É o que está acontecendo no Chile, como mostrou Mario Olviedo em sua palestra. Passados 38 anos da adoção do regime de capitalização individual, a experiência revelou-se um enorme fracasso. Veja a seguir.
A experiência chilena
O Chile foi o primeiro país a privatizar a Previdência. A reforma aconteceu em 1981, durante a ditadura de Pinochet. No modelo chileno, cada trabalhador tem que contribuir com 10% do salário. Os recursos são aplicados no mercado financeiro por empresas privadas, as Administradoras de Fundos de Pensão (AFP), que ainda ficam com 1,5% do que é poupado pelos trabalhadores. Não existe contribuição patronal.
Segundo Olviedo, o sistema remunera muito mal os trabalhadores, mas enriquece os bancos. O dirigente chileno afirmou que 78% das aposentadorias pagas pelas AFPs são inferiores a um salário mínimo e 44% estão abaixo da linha de pobreza, o que levou o governo a criar, em 2008, um fundo para completar a renda desse grupo mais pobre. Hoje, esse aporte é de US$ 158.
Quando o modelo foi implantado, havia a promessa de que os aposentados receberiam perto de 70% de seu último salário. Hoje, a situação é muito diferente. O valor do benefício de um trabalhador é, em média, 33% do salário que ele recebia às vésperas da aposentadoria.
Para as trabalhadoras, a situação é ainda pior: em média, elas recebem apenas 25% do salário que tinham antes de se aposentar.

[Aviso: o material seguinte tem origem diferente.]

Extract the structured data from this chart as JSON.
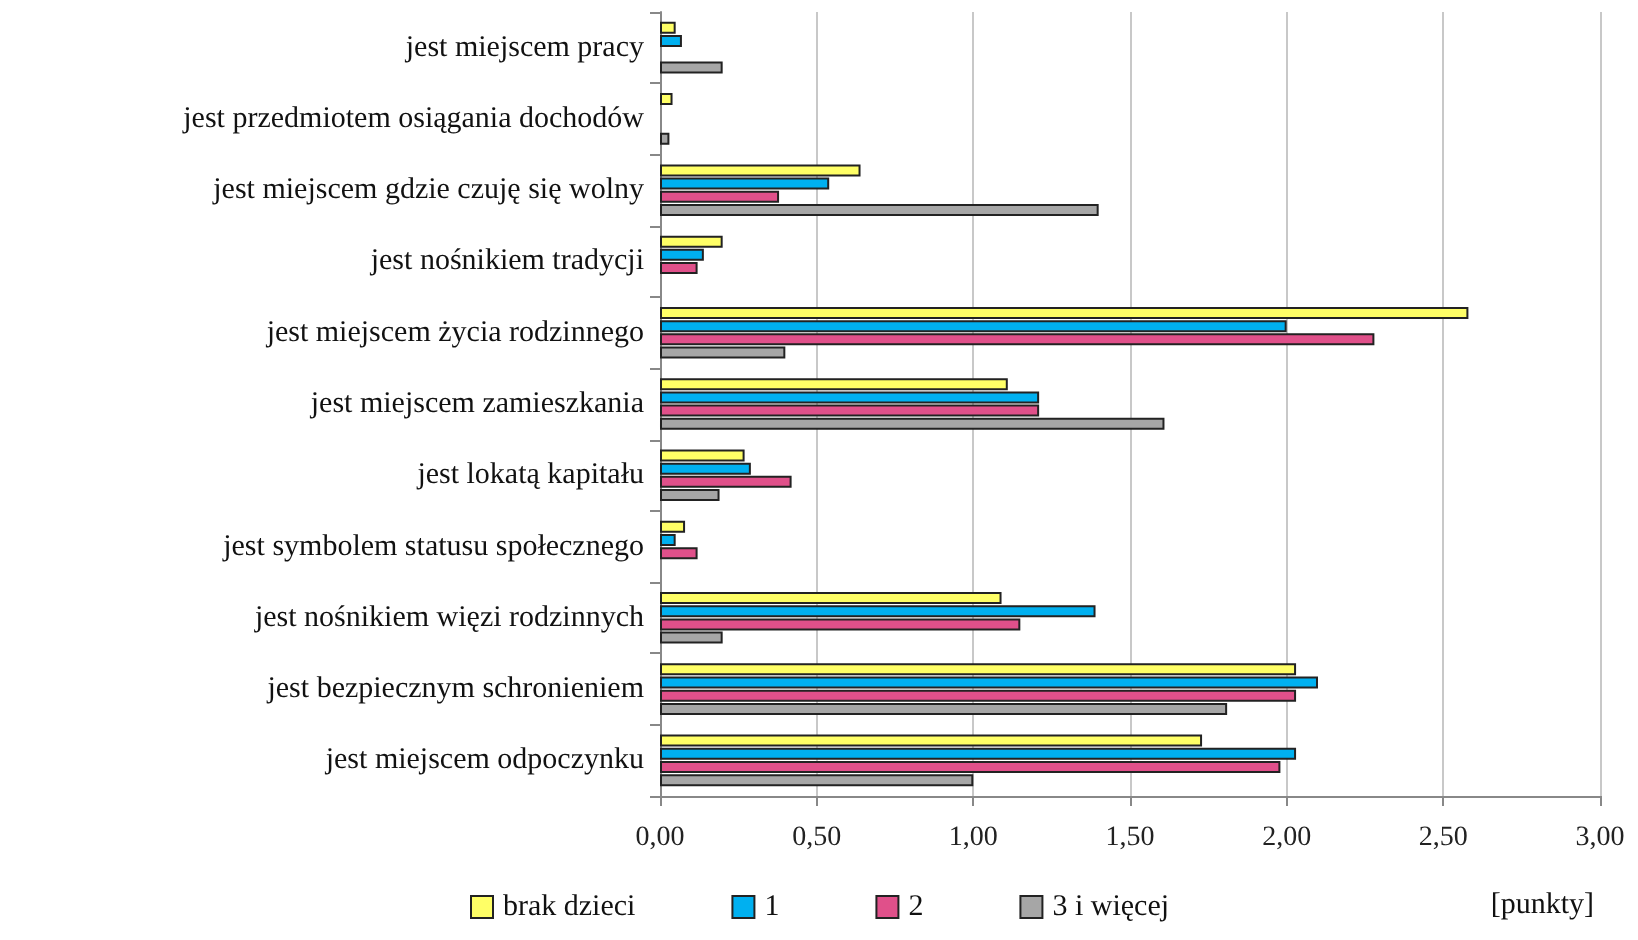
{
  "chart_data": {
    "type": "bar",
    "orientation": "horizontal",
    "xlabel": "[punkty]",
    "categories": [
      "jest miejscem pracy",
      "jest przedmiotem osiągania dochodów",
      "jest miejscem gdzie czuję się wolny",
      "jest nośnikiem tradycji",
      "jest miejscem życia rodzinnego",
      "jest miejscem zamieszkania",
      "jest lokatą kapitału",
      "jest symbolem statusu społecznego",
      "jest nośnikiem więzi rodzinnych",
      "jest bezpiecznym schronieniem",
      "jest miejscem odpoczynku"
    ],
    "series": [
      {
        "name": "brak dzieci",
        "color": "#ffff66",
        "values": [
          0.05,
          0.04,
          0.64,
          0.2,
          2.58,
          1.11,
          0.27,
          0.08,
          1.09,
          2.03,
          1.73
        ]
      },
      {
        "name": "1",
        "color": "#00b0f0",
        "values": [
          0.07,
          null,
          0.54,
          0.14,
          2.0,
          1.21,
          0.29,
          0.05,
          1.39,
          2.1,
          2.03
        ]
      },
      {
        "name": "2",
        "color": "#e0508a",
        "values": [
          null,
          null,
          0.38,
          0.12,
          2.28,
          1.21,
          0.42,
          0.12,
          1.15,
          2.03,
          1.98
        ]
      },
      {
        "name": "3 i więcej",
        "color": "#a6a6a6",
        "values": [
          0.2,
          0.03,
          1.4,
          null,
          0.4,
          1.61,
          0.19,
          null,
          0.2,
          1.81,
          1.0
        ]
      }
    ],
    "xlim": [
      0,
      3
    ],
    "xticks": [
      {
        "value": 0,
        "label": "0,00"
      },
      {
        "value": 0.5,
        "label": "0,50"
      },
      {
        "value": 1,
        "label": "1,00"
      },
      {
        "value": 1.5,
        "label": "1,50"
      },
      {
        "value": 2,
        "label": "2,00"
      },
      {
        "value": 2.5,
        "label": "2,50"
      },
      {
        "value": 3,
        "label": "3,00"
      }
    ],
    "grid": "x",
    "legend": "bottom left"
  }
}
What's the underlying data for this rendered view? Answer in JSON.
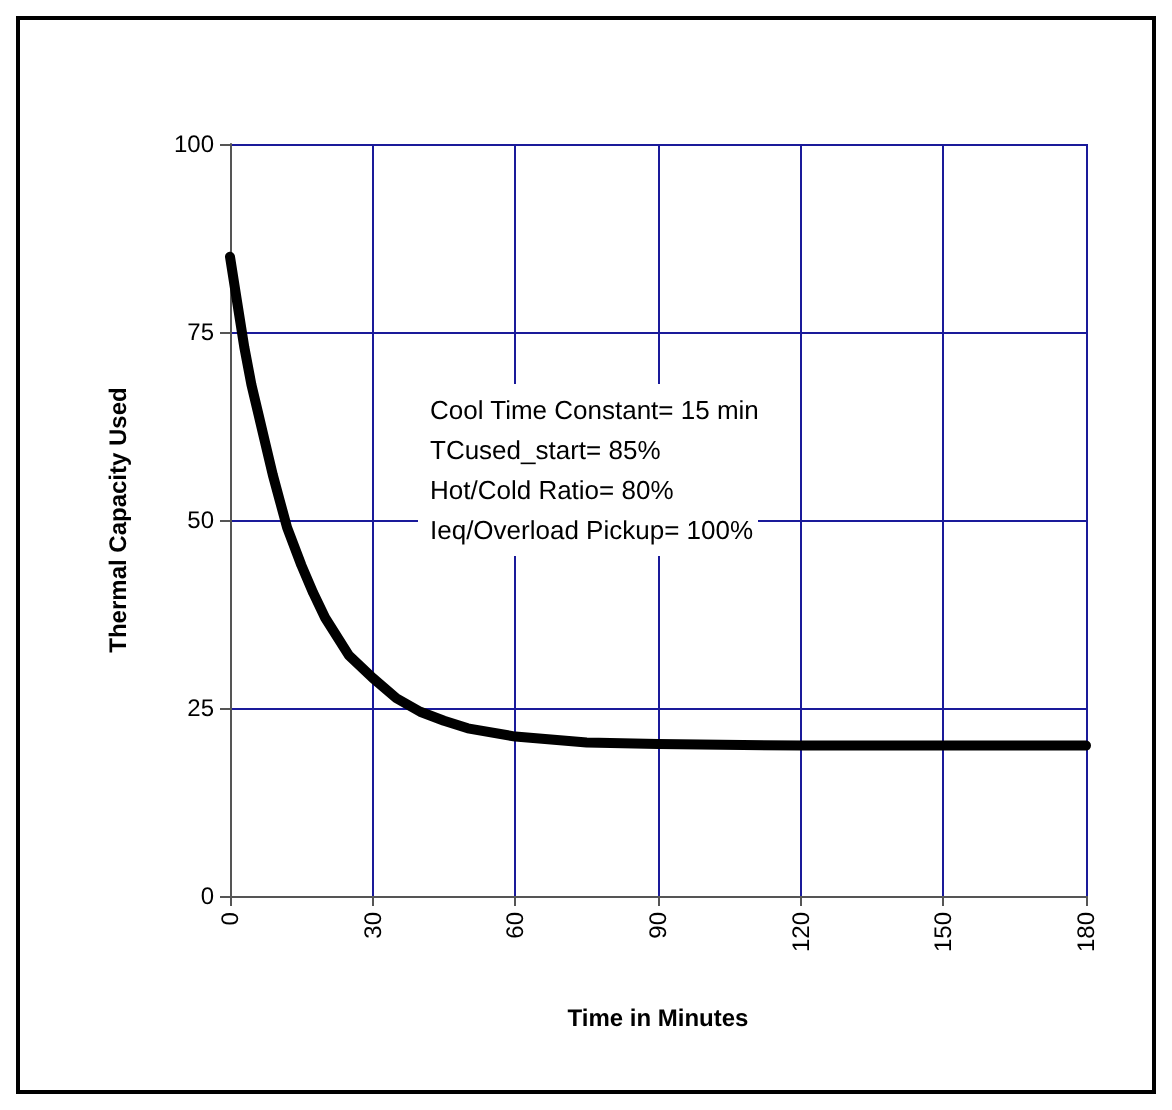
{
  "chart_data": {
    "type": "line",
    "xlabel": "Time in Minutes",
    "ylabel": "Thermal Capacity Used",
    "x": [
      0,
      1.5,
      3,
      4.5,
      6,
      7.5,
      9,
      10.5,
      12,
      15,
      17.5,
      20,
      25,
      30,
      35,
      40,
      45,
      50,
      60,
      75,
      90,
      120,
      150,
      180
    ],
    "series": [
      {
        "color": "#000000",
        "values": [
          85,
          79,
          73,
          68,
          64,
          60,
          56,
          52.5,
          49,
          44,
          40.3,
          37,
          32,
          29,
          26.3,
          24.5,
          23.3,
          22.3,
          21.2,
          20.4,
          20.2,
          20,
          20,
          20
        ]
      }
    ],
    "xlim": [
      0,
      180
    ],
    "xticks": [
      0,
      30,
      60,
      90,
      120,
      150,
      180
    ],
    "ylim": [
      0,
      100
    ],
    "yticks": [
      0,
      25,
      50,
      75,
      100
    ],
    "grid": true,
    "marker": "none",
    "line_style": "solid",
    "annotations": [
      "Cool Time Constant= 15 min",
      "TCused_start= 85%",
      "Hot/Cold Ratio= 80%",
      "Ieq/Overload Pickup= 100%"
    ]
  }
}
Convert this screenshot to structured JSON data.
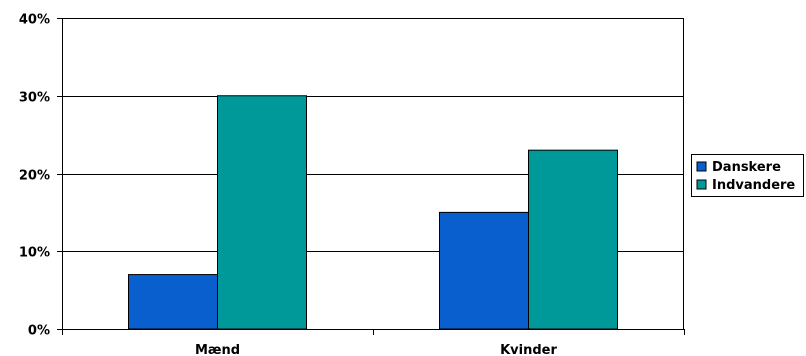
{
  "chart_data": {
    "type": "bar",
    "title": "",
    "xlabel": "",
    "ylabel": "",
    "categories": [
      "Mænd",
      "Kvinder"
    ],
    "series": [
      {
        "name": "Danskere",
        "values": [
          7,
          15
        ],
        "color": "#0A5FCE"
      },
      {
        "name": "Indvandere",
        "values": [
          30,
          23
        ],
        "color": "#009999"
      }
    ],
    "ylim": [
      0,
      40
    ],
    "yticks": [
      0,
      10,
      20,
      30,
      40
    ],
    "ytick_labels": [
      "0%",
      "10%",
      "20%",
      "30%",
      "40%"
    ],
    "grid": true,
    "legend": "right"
  }
}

Essa diferença existe, em parte, se aposentam mais cedo e usam parte dos recursos para outros fins”, como a licença maternidade.
Por que não deu certo
O fracasso do modelo de capitalização tem vários motivos. Um deles é a dificuldade de os trabalhadores permanecerem um longo tempo no mercado de trabalho sem interrupções.

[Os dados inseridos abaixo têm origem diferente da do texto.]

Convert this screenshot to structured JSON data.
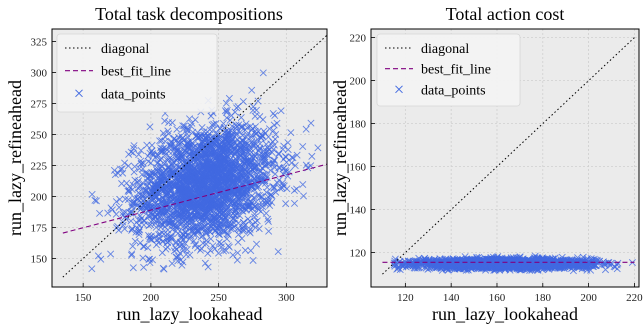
{
  "colors": {
    "plot_bg": "#ebebeb",
    "grid": "#ffffff",
    "diagonal": "#000000",
    "best_fit": "#800080",
    "points": "#4169e1",
    "legend_bg": "#f4f4f4"
  },
  "chart_data": [
    {
      "type": "scatter",
      "title": "Total task decompositions",
      "xlabel": "run_lazy_lookahead",
      "ylabel": "run_lazy_refineahead",
      "xlim": [
        127,
        330
      ],
      "ylim": [
        127,
        335
      ],
      "xticks": [
        150,
        200,
        250,
        300
      ],
      "yticks": [
        150,
        175,
        200,
        225,
        250,
        275,
        300,
        325
      ],
      "grid": true,
      "legend": {
        "position": "top-left",
        "entries": [
          {
            "label": "diagonal",
            "style": "dotted",
            "color": "#000000"
          },
          {
            "label": "best_fit_line",
            "style": "dashed",
            "color": "#800080"
          },
          {
            "label": "data_points",
            "marker": "x",
            "color": "#4169e1"
          }
        ]
      },
      "diagonal": {
        "x": [
          135,
          330
        ],
        "y": [
          135,
          330
        ]
      },
      "best_fit_line": {
        "x": [
          135,
          330
        ],
        "y": [
          170.5,
          226
        ]
      },
      "points_distribution": {
        "center": [
          240,
          210
        ],
        "spread": [
          26,
          24
        ],
        "correlation": 0.25,
        "count": 2600,
        "range": {
          "x": [
            148,
            328
          ],
          "y": [
            140,
            300
          ]
        }
      }
    },
    {
      "type": "scatter",
      "title": "Total action cost",
      "xlabel": "run_lazy_lookahead",
      "ylabel": "run_lazy_refineahead",
      "xlim": [
        105,
        222
      ],
      "ylim": [
        104,
        224
      ],
      "xticks": [
        120,
        140,
        160,
        180,
        200,
        220
      ],
      "yticks": [
        120,
        140,
        160,
        180,
        200,
        220
      ],
      "grid": true,
      "legend": {
        "position": "top-left",
        "entries": [
          {
            "label": "diagonal",
            "style": "dotted",
            "color": "#000000"
          },
          {
            "label": "best_fit_line",
            "style": "dashed",
            "color": "#800080"
          },
          {
            "label": "data_points",
            "marker": "x",
            "color": "#4169e1"
          }
        ]
      },
      "diagonal": {
        "x": [
          110,
          220
        ],
        "y": [
          110,
          220
        ]
      },
      "best_fit_line": {
        "x": [
          110,
          220
        ],
        "y": [
          115.5,
          115.5
        ]
      },
      "points_distribution": {
        "center": [
          163,
          114.8
        ],
        "spread": [
          19,
          1.1
        ],
        "correlation": 0,
        "count": 2400,
        "range": {
          "x": [
            115,
            220
          ],
          "y": [
            111.5,
            118.5
          ]
        }
      }
    }
  ]
}
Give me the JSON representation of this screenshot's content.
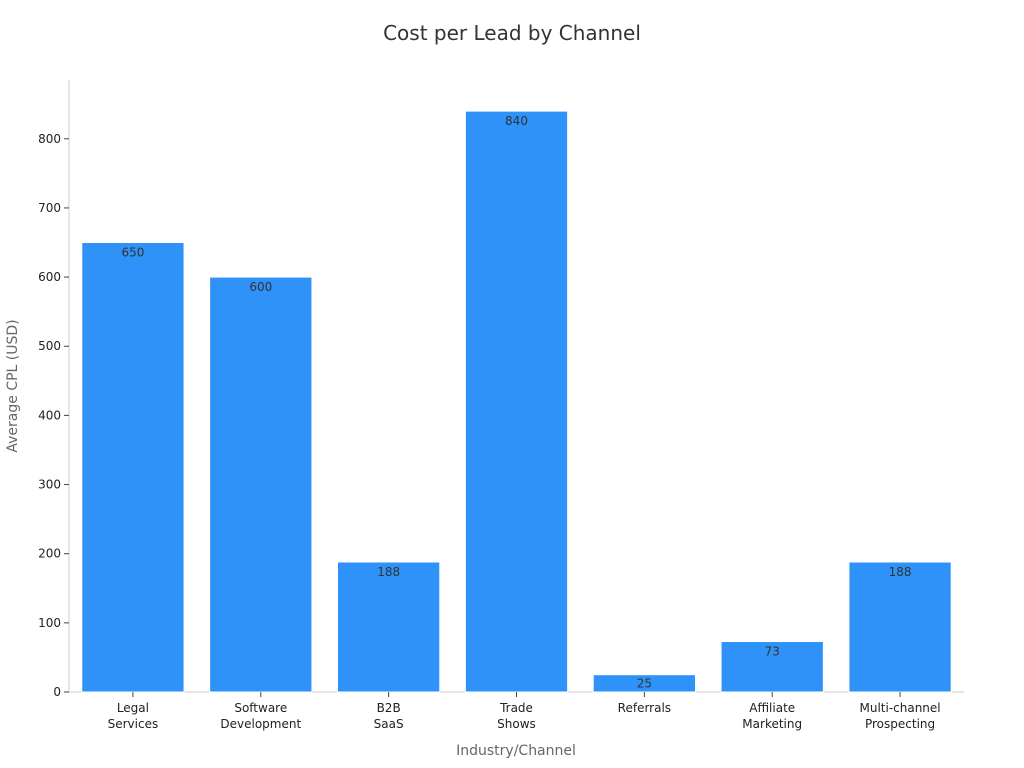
{
  "chart_data": {
    "type": "bar",
    "title": "Cost per Lead by Channel",
    "xlabel": "Industry/Channel",
    "ylabel": "Average CPL (USD)",
    "categories": [
      [
        "Legal",
        "Services"
      ],
      [
        "Software",
        "Development"
      ],
      [
        "B2B",
        "SaaS"
      ],
      [
        "Trade",
        "Shows"
      ],
      [
        "Referrals"
      ],
      [
        "Affiliate",
        "Marketing"
      ],
      [
        "Multi-channel",
        "Prospecting"
      ]
    ],
    "values": [
      650,
      600,
      188,
      840,
      25,
      73,
      188
    ],
    "data_labels": [
      "650",
      "600",
      "188",
      "840",
      "25",
      "73",
      "188"
    ],
    "ylim": [
      0,
      885
    ],
    "yticks": [
      0,
      100,
      200,
      300,
      400,
      500,
      600,
      700,
      800
    ],
    "grid": false,
    "legend": "none",
    "colors": {
      "bar": "#2f92f9",
      "bar_edge": "#ffffff",
      "axis": "#cccccc"
    }
  }
}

O outro motivo é o risco inerente às aplicações financeiras. Em 1981, a rentabilidade era de 12% e hoje é de 4%. A crise de 2008 provocou perdas gigantescas que nunca mais foram recuperadas.
Esse quadro dramático levou ao surgimento do NO+AFP, um movimento vigoroso contra o modelo adotado no Chile e que defende uma Previdência universal e solidária, com financiamento tripartite – trabalhadores, empresários e governo – e administrada pelo Estado. Por este motivo, o NO+AFP está coletando assinaturas para apresentar um projeto de lei de iniciativa popular que propõe uma mudança radical no sistema de pensões.

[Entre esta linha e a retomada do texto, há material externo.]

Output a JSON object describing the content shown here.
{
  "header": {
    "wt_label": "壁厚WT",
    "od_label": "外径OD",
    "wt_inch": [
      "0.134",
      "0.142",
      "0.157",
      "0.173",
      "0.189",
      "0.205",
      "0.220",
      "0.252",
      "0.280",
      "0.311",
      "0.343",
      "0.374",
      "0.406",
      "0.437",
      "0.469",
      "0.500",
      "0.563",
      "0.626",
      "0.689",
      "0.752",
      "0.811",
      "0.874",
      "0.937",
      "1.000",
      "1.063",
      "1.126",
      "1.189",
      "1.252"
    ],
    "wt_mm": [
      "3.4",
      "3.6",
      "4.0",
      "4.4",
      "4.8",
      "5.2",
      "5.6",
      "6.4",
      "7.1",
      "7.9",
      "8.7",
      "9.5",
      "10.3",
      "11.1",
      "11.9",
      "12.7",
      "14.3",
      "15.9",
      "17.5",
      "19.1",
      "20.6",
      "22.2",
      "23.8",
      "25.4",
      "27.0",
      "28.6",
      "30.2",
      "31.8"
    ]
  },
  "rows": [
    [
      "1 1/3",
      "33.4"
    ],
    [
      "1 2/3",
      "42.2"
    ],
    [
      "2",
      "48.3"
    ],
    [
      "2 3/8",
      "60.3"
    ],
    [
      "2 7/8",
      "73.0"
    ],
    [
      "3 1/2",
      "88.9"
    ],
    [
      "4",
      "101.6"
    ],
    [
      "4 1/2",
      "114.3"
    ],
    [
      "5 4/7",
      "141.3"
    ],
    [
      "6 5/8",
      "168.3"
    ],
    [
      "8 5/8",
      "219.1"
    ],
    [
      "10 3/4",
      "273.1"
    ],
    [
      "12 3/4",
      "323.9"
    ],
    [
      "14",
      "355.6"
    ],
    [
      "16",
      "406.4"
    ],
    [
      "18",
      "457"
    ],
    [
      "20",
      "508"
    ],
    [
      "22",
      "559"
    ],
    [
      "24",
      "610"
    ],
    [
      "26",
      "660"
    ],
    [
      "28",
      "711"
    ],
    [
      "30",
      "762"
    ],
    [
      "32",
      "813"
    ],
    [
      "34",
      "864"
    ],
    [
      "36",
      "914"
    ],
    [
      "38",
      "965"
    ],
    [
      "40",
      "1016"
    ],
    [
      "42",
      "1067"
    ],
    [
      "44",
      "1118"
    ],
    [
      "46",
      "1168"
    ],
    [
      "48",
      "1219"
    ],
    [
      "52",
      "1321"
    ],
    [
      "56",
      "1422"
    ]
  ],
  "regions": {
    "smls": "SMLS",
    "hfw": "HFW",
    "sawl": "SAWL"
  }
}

Em novembro de 2018, o governo acabou enviando um projeto de lei para aumentar gradualmente o valor das aposentadorias e tentar frear o movimento do NO+AFP.
O Chile é a Suiça?
A experiência chilena deve servir de alerta aos trabalhadores brasileiros. Paulo Guedes, o banqueiro que hoje atua como ministro da Economia, trabalhou na Universidade do Chile no início dos anos 80, quando a Previdência chilena foi privatizada. Em entrevista ao jornal Financial Times, em 11/02, Guedes chegou ao delírio de dizer que o "Chile é agora como a Suiça ao defender as reformas ultraliberais executadas pela ditadura militar. É isso que ele agora promete para o Brasil.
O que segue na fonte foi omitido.